The expert group has recommended a simple structure of “E” (equity), “G” (central government securities) and “C” (corporate and state government debt papers) investment choices. The subscriber, who may be required to contribute at least Rs 6,000 per annum, will choose the mix of his investment in each category.
A person can put 100 per cent contribution in equity or any other option as well as choose a pension fund manager (PFM) out of a pool of six.
PFRDA has also selected 23 entities that will work as Points of Presence (PoP) across the country and collect subscriptions from investors. The service charge per subscriber will be Rs 40 for registration and Rs 20 per transaction.

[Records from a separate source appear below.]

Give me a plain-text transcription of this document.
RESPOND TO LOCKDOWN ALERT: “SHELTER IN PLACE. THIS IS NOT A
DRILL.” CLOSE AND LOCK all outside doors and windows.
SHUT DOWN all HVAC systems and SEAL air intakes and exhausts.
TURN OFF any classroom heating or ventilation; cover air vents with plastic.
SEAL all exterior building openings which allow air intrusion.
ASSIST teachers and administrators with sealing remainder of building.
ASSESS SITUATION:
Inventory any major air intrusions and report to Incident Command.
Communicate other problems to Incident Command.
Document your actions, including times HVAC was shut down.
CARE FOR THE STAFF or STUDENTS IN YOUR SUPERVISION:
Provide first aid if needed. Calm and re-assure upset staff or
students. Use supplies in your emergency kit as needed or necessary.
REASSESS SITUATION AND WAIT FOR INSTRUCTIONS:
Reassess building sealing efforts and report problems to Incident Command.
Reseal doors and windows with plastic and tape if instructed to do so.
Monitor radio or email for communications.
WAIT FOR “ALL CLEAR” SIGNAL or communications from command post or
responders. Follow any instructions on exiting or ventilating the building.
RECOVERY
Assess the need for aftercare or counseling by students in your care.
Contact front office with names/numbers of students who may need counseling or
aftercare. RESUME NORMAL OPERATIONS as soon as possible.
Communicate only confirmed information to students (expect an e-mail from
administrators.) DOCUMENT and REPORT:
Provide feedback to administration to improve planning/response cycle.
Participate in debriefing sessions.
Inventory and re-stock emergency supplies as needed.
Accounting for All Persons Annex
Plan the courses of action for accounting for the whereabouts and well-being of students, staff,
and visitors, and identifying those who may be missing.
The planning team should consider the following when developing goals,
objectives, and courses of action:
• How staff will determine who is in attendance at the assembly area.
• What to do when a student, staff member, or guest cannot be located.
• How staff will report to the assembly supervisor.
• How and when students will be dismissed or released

Category “G “includes all central government securities, liquid funds of mutual funds and fixed deposits of certain banks. The “C” category includes state government bonds, bonds of state-owned companies, bonds issued by municipal bodies and infrastructure funds. The “G” and “C” category securities or funds will have to meet certain criteria prescribed by PFRDA to be eligible instruments of investment, but will not be tied down to credit ratings only, according to Prithvi Haldea, a member of the panel.
Under the “auto choice” category, for the lowest age of entry, the auto choice will start at 65 per cent in equity, 10 per cent in central government securities and liquid funds and 25 per cent in corporate and state government bonds. The investment pattern will remain unchanged till the person turns 36.
From 36 years onwards, the weight of equity and corporate security would decrease and the weight of central government bonds would increase annually till it reached 10 per cent in equity, 10 per cent in corporate bonds and 80 per cent in central government securities, said Parekh.
Auto choice funds will be split equally among the six PFMs at the cost quoted by them. The investment norms will be reviewed after three years.
The pension regulator is keen to ensure that the pension fund managers start operations by April 1.
In case of government pension funds, which is based on 10 per cent contribution from the employees and the employer, the investment norms allow a maximum 15 per cent exposure to equity.